Mary Teuw Niane est manifestement un passionné, quand il parle de l’Enseignement supérieur au Sénégal et de ses réformes engagées. Professeur titulaire de Classe exceptionnelle de Mathématiques, membre de l’Académie des Sciences et Techniques du Sénégal et ministre de l’Enseignement supérieur et de la Recherche depuis le 29 octobre 2012, M. Niane voit les choses en grand. Dans cette première partie de l’interview qu’il a accordée au journal Le Quotidien, il détaille les réformes engagées dans l’Enseignement supérieur, tout en regrettant le fait que Léopold Sédar Senghor et Abdou Diouf n’aient malheureusement pas compris que l’Enseignement supérieur ne devait pas seulement être pour une élite.

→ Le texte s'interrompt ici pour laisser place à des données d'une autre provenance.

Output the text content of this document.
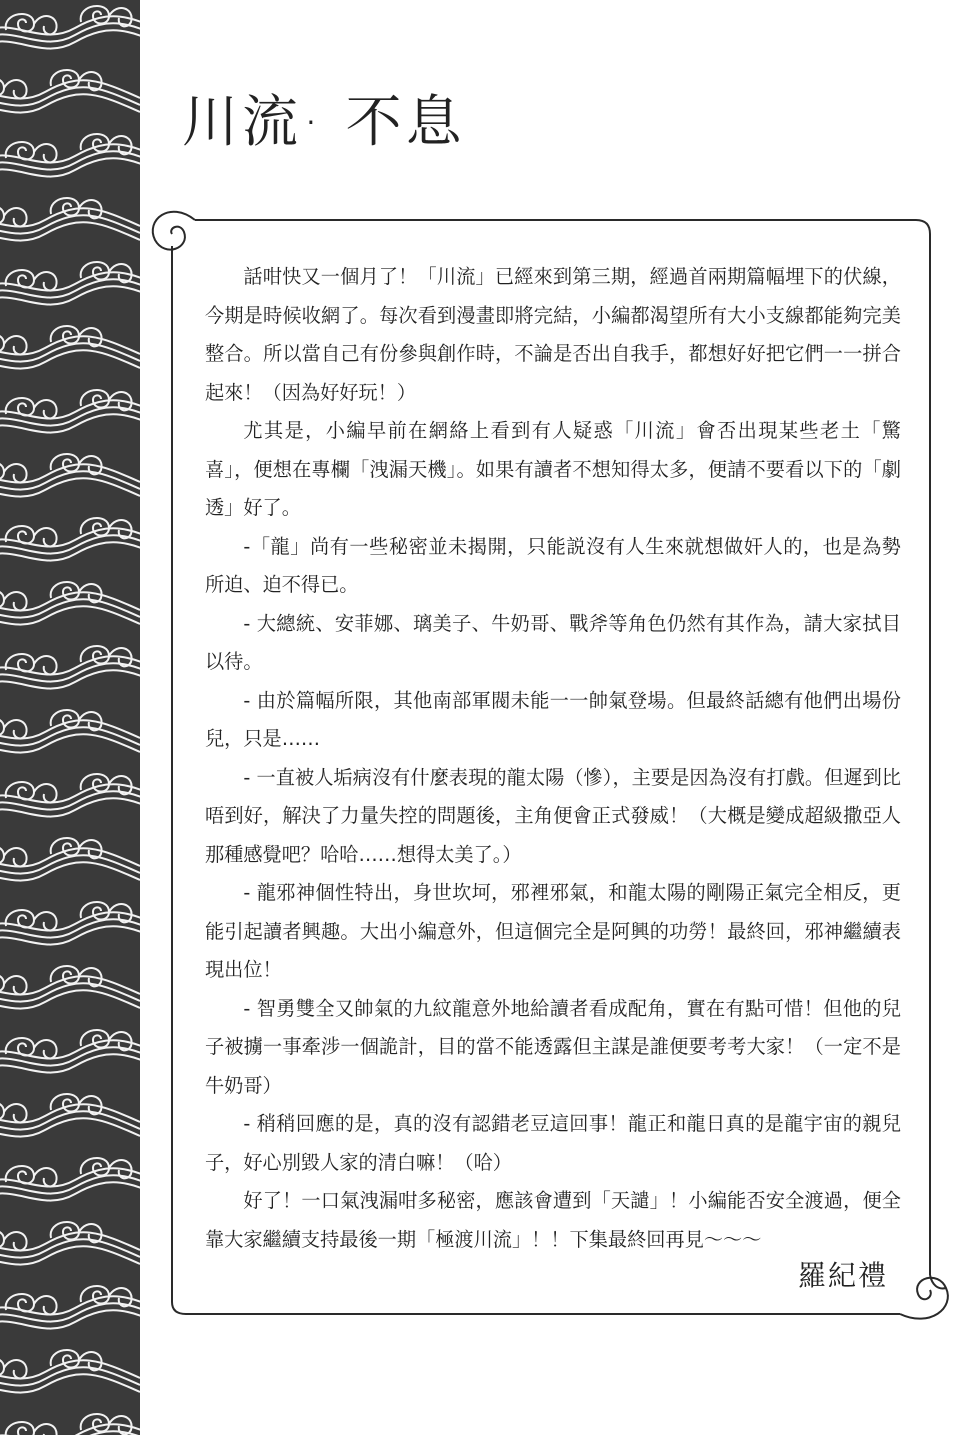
川流· 不息

話咁快又一個月了！「川流」已經來到第三期，經過首兩期篇幅埋下的伏線，今期是時候收網了。每次看到漫畫即將完結，小編都渴望所有大小支線都能夠完美整合。所以當自己有份參與創作時，不論是否出自我手，都想好好把它們一一拼合起來！（因為好好玩！）

尤其是，小編早前在網絡上看到有人疑惑「川流」會否出現某些老土「驚喜」，便想在專欄「洩漏天機」。如果有讀者不想知得太多，便請不要看以下的「劇透」好了。

-「龍」尚有一些秘密並未揭開，只能説沒有人生來就想做奸人的，也是為勢所迫、迫不得已。

- 大總統、安菲娜、璃美子、牛奶哥、戰斧等角色仍然有其作為，請大家拭目以待。

- 由於篇幅所限，其他南部軍閥未能一一帥氣登場。但最終話總有他們出場份兒，只是……

- 一直被人垢病沒有什麼表現的龍太陽（慘），主要是因為沒有打戲。但遲到比唔到好，解決了力量失控的問題後，主角便會正式發威！（大概是變成超級撒亞人那種感覺吧？哈哈……想得太美了。）

- 龍邪神個性特出，身世坎坷，邪裡邪氣，和龍太陽的剛陽正氣完全相反，更能引起讀者興趣。大出小編意外，但這個完全是阿興的功勞！最終回，邪神繼續表現出位！

- 智勇雙全又帥氣的九紋龍意外地給讀者看成配角，實在有點可惜！但他的兒子被擄一事牽涉一個詭計，目的當不能透露但主謀是誰便要考考大家！（一定不是牛奶哥）

- 稍稍回應的是，真的沒有認錯老豆這回事！龍正和龍日真的是龍宇宙的親兒子，好心別毀人家的清白嘛！（哈）

好了！一口氣洩漏咁多秘密，應該會遭到「天譴」！小編能否安全渡過，便全靠大家繼續支持最後一期「極渡川流」！！下集最終回再見～～～

羅紀禮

Entretien avec Mary Teuw Niane : « Senghor et Diouf n’avaient pas compris…»
En quelques mois, il y a eu successivement des Concerta­tions nationales sur l’Enseigne­ment supérieur, un Conseil interministériel et un Conseil présidentiel, toujours sur l’En­seignement supérieur. Pour­quoi de telles initiatives ?
C’est le choix du président de République, sa vision de faire de l’Enseignement supérieur et de la Recherche, un pilier du développement économique et social de notre pays. Ce choix se traduit d’abord par une démarche inclusive à travers ces Assises de l’école, qui sont traduites au niveau de l’Enseignement supérieur, par ces concertations nationales sur l’avenir de l’Enseignement supérieur, avec les 78 recommandations. Ça se traduit aussi par la volonté de mettre en œuvre, ces conclusions. Et à ce niveau, il faut noter une rupture avec les Concertations d’il y a 20 ans, puisqu’à l’issue de ces concertations là, le gouvernement avait dit : «Je prends les mesures que j’accepte et c’est ces mesures là que je mets en œuvre.»

Le Président, à la fin des concertations, a demandé à son Premier ministre de réunir son gouvernement, particulièrement l’Enseigne­ment supérieur, les Finances et le Budget pour étudier l’impact financier. C’est à l’issue de beaucoup de séances de travail entre l’Enseigne­ment supérieur, le ministère de l’Economie et des Finances, le ministère du Budget que nous sommes arrivés à stabiliser, d’une part, le programme prioritaire de réforme et d’autre part, le plan de développement de l’Enseignement supérieur et de la Recherche. Et ce n’est qu’à ce moment là, que le président de la République a décidé de convoquer le Conseil présidentiel en prenant ces 11 décisions avec pour chaque décision, tout un ensemble de recommandations, tout en sachant que ces décisions s’appliquent sur un plan de financement qui est réalisable, supportable par notre budget national.

Ceci se traduit par les annonces fortes, qu’il a faites à travers le Budget consolidé d’investissement. Nous savons que c’est un gros besoin du secteur, puisque la question de l’accès est aujourd’hui essentielle. Donc, c’est une vision, une première puisqu’il n’y a jamais eu dans l’histoire, un Conseil présidentiel dédié à l’Ensei­gnement supérieur et à la Recherche.

Vous avez évoqué les 78 mesures, prises à l’issue de ces Assises là. Quelles sont les recommandations les plus pressentes ?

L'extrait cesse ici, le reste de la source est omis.